Chips with those capabilities have in the past proven prohibitively expensive, power-hungry and often too slow to provide real-time processing. Those chips, however, carried out all processing in the digital domain; with analogue used as a mere interface with the real world. But DICTAM took an unconventional approach, using analogue transistors to carry out pre-processing and by doing so achieve nothing less than a revolution in vision systems.

“With digital systems all the information from an image is processed and that causes bottlenecks at the transition between the analogue optical sensors and the digital processing domain, draining power and computing resources,” the project coordinator explains. “With the analogue cells in the ACE chips carrying out pre-processing, information is cut down to only what is essential for interpretation.”

In effect, the DICTAM project moved the border between analogue and digital to create mixed-signal chips that capture and process images in parallel, thereby approximating to the functions of the human eye.

“To risk oversimplifying, it could be said that the analogue domain represents the work of the retina, it does the pre-processing, and the digital domain the brain, which does the post-processing,” Rodríguez-Vázquez says.
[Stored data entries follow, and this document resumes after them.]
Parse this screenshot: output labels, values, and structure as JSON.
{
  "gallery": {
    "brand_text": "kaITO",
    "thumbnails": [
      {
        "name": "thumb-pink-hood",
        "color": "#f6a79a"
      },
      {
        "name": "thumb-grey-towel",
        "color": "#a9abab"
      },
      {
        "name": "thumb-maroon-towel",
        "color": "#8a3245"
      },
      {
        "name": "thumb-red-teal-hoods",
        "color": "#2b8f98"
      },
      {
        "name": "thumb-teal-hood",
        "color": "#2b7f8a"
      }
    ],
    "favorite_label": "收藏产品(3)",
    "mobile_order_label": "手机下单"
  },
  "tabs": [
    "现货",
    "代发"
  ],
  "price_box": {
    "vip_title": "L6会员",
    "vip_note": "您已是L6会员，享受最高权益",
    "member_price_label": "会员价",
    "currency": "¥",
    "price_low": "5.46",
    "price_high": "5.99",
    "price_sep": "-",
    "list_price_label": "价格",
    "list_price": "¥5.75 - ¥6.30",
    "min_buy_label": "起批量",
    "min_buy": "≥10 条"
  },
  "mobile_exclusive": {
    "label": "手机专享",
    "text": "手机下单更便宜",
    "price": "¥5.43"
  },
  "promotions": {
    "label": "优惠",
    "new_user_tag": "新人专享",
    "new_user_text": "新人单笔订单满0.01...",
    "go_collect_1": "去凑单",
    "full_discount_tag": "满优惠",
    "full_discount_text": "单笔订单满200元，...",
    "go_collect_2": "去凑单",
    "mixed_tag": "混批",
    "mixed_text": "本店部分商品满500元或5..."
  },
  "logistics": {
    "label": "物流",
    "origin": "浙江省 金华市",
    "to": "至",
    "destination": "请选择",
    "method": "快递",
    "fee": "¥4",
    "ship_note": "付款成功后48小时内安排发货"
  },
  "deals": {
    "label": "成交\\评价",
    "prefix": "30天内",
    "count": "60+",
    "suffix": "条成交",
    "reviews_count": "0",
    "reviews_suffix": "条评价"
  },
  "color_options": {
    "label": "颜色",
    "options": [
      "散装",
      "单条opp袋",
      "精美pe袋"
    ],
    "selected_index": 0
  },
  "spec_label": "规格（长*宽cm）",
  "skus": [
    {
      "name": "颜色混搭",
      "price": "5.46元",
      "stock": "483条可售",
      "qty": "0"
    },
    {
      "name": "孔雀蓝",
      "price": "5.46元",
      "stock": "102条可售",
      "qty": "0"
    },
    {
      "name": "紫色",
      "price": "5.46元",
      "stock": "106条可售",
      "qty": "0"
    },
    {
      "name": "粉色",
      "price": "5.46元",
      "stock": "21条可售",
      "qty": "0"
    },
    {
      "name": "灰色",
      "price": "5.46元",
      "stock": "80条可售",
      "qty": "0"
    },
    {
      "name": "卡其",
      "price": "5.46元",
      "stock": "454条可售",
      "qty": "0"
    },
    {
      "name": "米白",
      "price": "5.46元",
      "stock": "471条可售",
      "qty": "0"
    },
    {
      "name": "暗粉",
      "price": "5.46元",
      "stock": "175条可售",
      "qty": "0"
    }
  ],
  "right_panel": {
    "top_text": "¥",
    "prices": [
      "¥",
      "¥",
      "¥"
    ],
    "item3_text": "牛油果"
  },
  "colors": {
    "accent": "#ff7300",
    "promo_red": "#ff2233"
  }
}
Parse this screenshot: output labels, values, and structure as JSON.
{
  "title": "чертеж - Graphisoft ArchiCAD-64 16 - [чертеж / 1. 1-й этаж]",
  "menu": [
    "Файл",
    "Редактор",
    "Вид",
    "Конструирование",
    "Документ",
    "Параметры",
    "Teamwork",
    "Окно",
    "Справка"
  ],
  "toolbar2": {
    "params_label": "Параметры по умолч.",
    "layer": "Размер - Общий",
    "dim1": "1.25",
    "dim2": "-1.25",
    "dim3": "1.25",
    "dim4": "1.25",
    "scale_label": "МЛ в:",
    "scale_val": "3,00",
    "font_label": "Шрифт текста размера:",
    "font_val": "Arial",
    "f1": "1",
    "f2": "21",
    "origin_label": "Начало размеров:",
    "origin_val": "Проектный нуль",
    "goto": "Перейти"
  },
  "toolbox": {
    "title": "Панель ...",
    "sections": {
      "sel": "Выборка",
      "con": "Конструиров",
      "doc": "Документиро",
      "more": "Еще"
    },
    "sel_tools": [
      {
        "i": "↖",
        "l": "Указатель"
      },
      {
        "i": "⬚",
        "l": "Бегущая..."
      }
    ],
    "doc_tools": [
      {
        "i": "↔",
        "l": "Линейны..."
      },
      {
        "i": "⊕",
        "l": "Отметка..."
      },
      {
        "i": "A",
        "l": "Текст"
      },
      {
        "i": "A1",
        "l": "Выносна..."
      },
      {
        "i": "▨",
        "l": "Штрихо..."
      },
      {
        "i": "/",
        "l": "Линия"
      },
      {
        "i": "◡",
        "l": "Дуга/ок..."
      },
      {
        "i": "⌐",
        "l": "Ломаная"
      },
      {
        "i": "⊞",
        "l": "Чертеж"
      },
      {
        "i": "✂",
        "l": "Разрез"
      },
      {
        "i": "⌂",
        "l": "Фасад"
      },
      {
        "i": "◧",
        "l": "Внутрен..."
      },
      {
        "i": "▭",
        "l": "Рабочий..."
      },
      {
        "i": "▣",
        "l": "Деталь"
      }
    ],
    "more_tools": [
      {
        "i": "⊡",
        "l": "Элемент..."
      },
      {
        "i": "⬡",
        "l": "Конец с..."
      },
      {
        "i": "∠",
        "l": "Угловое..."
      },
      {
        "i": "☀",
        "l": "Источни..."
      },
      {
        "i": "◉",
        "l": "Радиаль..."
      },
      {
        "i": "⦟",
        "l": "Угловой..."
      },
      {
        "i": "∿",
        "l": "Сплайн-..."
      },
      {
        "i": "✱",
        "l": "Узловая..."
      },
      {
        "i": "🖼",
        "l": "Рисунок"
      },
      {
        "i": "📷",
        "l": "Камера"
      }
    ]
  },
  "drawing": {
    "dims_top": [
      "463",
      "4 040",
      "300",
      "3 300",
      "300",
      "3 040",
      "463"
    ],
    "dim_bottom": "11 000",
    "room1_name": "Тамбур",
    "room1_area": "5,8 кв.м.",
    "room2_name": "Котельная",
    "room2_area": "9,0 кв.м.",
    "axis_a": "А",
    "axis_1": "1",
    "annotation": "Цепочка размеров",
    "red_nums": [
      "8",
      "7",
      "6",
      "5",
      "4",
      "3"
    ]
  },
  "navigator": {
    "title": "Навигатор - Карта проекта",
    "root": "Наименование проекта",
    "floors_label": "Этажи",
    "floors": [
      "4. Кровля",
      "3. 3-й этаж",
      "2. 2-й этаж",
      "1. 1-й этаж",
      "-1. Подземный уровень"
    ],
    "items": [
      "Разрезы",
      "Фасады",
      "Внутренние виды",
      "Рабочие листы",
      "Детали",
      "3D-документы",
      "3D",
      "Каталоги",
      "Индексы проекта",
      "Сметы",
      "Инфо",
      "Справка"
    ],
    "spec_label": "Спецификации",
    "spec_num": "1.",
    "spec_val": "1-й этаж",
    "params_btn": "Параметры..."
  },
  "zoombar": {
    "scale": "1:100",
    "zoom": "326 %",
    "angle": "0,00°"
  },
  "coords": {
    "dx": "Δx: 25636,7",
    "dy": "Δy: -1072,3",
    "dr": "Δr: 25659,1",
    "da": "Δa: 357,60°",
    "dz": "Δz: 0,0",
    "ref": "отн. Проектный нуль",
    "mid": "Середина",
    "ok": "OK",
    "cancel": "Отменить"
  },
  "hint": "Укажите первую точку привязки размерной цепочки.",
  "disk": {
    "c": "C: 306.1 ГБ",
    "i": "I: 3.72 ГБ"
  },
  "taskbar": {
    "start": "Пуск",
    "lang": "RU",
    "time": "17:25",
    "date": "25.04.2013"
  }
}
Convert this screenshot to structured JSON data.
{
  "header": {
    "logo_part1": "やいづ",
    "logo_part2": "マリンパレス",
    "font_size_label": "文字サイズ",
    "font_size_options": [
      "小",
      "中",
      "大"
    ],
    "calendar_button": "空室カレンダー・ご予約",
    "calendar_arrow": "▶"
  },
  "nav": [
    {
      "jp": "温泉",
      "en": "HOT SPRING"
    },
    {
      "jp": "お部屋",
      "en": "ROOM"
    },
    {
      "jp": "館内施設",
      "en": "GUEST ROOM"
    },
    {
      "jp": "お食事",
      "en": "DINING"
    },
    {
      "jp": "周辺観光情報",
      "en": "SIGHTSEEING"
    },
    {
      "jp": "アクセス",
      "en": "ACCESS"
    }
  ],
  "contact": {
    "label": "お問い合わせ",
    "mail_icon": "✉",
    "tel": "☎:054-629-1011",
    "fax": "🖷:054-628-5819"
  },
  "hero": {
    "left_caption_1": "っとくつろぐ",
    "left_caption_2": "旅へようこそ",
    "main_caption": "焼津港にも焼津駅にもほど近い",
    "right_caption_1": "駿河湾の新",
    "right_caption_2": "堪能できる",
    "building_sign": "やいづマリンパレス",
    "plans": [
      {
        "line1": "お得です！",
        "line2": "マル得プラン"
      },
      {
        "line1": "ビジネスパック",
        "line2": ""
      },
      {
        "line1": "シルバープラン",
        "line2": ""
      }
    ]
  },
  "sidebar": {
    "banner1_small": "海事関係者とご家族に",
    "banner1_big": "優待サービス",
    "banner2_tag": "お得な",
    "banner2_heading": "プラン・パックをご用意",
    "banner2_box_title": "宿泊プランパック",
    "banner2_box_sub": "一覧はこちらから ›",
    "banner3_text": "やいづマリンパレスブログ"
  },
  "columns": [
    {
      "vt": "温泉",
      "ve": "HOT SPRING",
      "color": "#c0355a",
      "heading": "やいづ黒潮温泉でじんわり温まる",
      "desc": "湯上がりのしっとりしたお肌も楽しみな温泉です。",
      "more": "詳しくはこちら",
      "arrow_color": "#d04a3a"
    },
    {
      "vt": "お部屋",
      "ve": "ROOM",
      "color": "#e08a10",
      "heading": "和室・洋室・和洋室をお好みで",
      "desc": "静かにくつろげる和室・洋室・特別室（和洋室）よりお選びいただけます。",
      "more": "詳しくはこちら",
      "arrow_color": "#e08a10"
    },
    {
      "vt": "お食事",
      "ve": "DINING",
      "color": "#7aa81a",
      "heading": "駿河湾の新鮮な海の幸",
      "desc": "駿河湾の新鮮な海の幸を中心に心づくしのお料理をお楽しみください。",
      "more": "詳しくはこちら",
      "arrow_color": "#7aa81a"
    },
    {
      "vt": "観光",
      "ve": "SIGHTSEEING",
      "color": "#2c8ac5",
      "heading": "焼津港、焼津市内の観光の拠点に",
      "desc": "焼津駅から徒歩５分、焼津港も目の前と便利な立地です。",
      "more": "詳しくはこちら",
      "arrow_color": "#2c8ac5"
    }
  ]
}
Three generations of chips

During the course of the DICTAM project two generations of chips were designed, as well as a third diversification that far surpassed the project partners’ original goals. This sub-generation chip, called the CACE1k, approximates most closely to what we know about human vision functions. Its memory cells save intra-frame, i.e. not only moving images broken down into static frames but also the dynamic information contained within each frame. The other two chips, the second-generation ACE4k and the third-generation ACE16k, save frame-by-frame. All, however, represent a significant advance in terms of speed, power consumption and cost compared to previous systems due to their unique analogue-digital, or mixed signal, architecture.

“The ACE16k, for example, has almost four million transistors of which 80 per cent are analogue,” Rodríguez-Vázquez notes. “Each analogue transistor has 128 states, i.e. 128 things it can do, whereas digital transistors have two states – that is where we gain the acceleration in processing speed.”

The three chips have their own specific properties and further development promises to convert them, or future variants of them, into everyday aspects of life.

“Chips such as these have an unimaginable range of uses,” Rodríguez-Vázquez emphasises. “To name but a few, we have been working on their application in consumer electronics and toys; in surveillance cameras; in the automobile industry for increasing safety in airbag-release systems and as sensory systems to detect objects around vehicles; in manufacturing to detect faults in objects on production lines; in real-time video compression and communications; and obviously there are security and military uses.”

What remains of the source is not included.